Primo giorno: a differenza dell'influenza, che ha un esordio improvviso e virulento, nella COVID-19 i sintomi partono più lentamente. Normalmente si sviluppa prima la febbre e poi la tosse, esattamente l'opposto dell'influenza. Tra gli altri possibili sintomi vi sono affaticamento, mal di testa, vomito, mal di gola e altri ancora. Una piccola percentuale di pazienti può presentare sintomi gastrointestinali – come la diarrea – un paio di giorni prima dei sintomi respiratori, un possibile “campanello d'allarme” per la forma più grave dell'infezione. In media, a partire dal terzo giorno dalla comparsa dei sintomi si può finire ricoverati in ospedale con una polmonite in caso infezione seria (ma possono passare anche 7/8 giorni prima del ricovero, come mostra lo studio Clinical Characteristics of Coronavirus Disease 2019 in China).

  • Quinto giorno: se si è stati colpiti dalla forma grave, in media i sintomi iniziano a peggiore a cinque giorni dalla comparsa, con la possibilità di sperimentare difficoltà respiratorie (dispnea). A volte questo sintomo si presenta dopo una settimana.
  • Ottavo giorno: i casi più gravi manifestano complicazioni come severe polmoniti bilaterali interstiziali o addirittura la pericolosa sindrome da distress respiratorio acuto (ARDS) innescata dalla tempesta di citochine, una condizione potenzialmente fatale in cui i polmoni si riempiono di liquido infiammatorio e iniziano a determinarsi danni al delicato tessuto per gli scambi gassosi. A questo punto può essere necessaria l'intubazione. L'ARDS è una condizione che spesso porta alla morte.
  • Nono giorno: in base allo studio cinese “Clinical course and risk factors for mortality of adult inpatients with COVID-19 in Wuhan, China: a retrospective cohort study” pubblicato su The Lancet, una parte dei pazienti al nono giorno può sviluppare una pericolosa sepsi, anch'essa legata a una risposta immunitaria incontrollata.
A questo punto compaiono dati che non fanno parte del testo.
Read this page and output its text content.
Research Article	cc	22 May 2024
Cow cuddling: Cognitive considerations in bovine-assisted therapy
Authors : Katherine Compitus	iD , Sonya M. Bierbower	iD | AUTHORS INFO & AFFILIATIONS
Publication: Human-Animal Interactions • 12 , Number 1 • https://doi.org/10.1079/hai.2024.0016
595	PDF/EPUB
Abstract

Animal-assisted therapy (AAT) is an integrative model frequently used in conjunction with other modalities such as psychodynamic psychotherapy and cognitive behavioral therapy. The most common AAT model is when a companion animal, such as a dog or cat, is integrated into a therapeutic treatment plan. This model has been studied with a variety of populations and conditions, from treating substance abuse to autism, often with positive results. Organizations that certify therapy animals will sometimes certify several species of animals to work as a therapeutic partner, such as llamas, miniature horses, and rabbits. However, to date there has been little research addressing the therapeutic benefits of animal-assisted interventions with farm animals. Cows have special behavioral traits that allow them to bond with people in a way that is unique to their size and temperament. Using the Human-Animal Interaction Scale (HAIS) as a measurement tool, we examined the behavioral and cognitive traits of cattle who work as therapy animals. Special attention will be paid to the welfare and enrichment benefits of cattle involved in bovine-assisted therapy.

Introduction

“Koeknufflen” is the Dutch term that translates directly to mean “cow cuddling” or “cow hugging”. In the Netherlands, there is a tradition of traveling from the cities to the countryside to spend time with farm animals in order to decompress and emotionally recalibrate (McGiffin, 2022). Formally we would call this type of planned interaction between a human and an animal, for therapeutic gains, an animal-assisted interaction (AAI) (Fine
  • Decimo-dodicesimo giorno: il ricovero in terapia intensiva, nei pazienti che continuano a peggiorare, è richiesto in media al decimo o undicesimo giorno. Come rilevato dalle indagini condotte in Cina, i pazienti che necessitano di questo trattamento hanno maggiori probabilità di avere forti dolori addominali e perdita dell'appetito. Quest'ultimo è un sintomo che può presentarsi anche in chi sviluppa la forma lieve dell'infezione. Per i pazienti che migliorano, in media, al dodicesimo giorno sparisce la febbre.
  • Sedicesimo- diciannovesimo giorno: sempre secondo lo studio cinese condotto a Wuhan e pubblicato sull'autorevole The Lancet, al sedicesimo giorno può passare la tosse nel pazienti che migliorano. Al diciannovesimo in media si risolvono anche le difficoltà respiratorie.
  • Ventunesimo giorno: a circa tre settimane dall'esordio dei sintomi, lo studio cinese evidenzia che mediamente i pazienti o vengono dimessi dall'ospedale oppure perdono la vita a causa dell'infezione.
  • Oltre il trentesimo giorno: una parte dei pazienti guarita dalla COVID-19 sviluppa la cosiddetta “sindrome del COVID lungo” o “Long COVID”, una condizione caratterizzata da strascichi duraturi dell'infezione, con affaticamento, mal di testa e perdita dell'olfatto e del gusto tra i sintomi più ricorrenti, come mostrato da un recente studio internazionale.

Naturalmente si tratta di uno schema generale e la malattia può avere un'evoluzione anche molto differente in casi specifici. È importante sottolineare che, come specificato dai CDC, circa il 40 percento delle infezioni è asintomatica, cioè non determina alcun sintomo, pur risultando la positività al tampone oro-rinofaringeo. Tra le infezioni sintomatiche, solo un quinto (20 percento) evolve nella forma grave della COVID-19, e una porzione ancor più piccola in quella critica e potenzialmente fatale. Ad oggi, in base alla mappa interattiva messa a punto da scienziati dell'Università Johns Hopkins, nel mondo sono state contagiate ufficialmente quasi 62 milioni di persone, mentre le vittime sono 1,45 milioni (in Italia si registrano 1,5 milioni di contagi e 53.677 morti).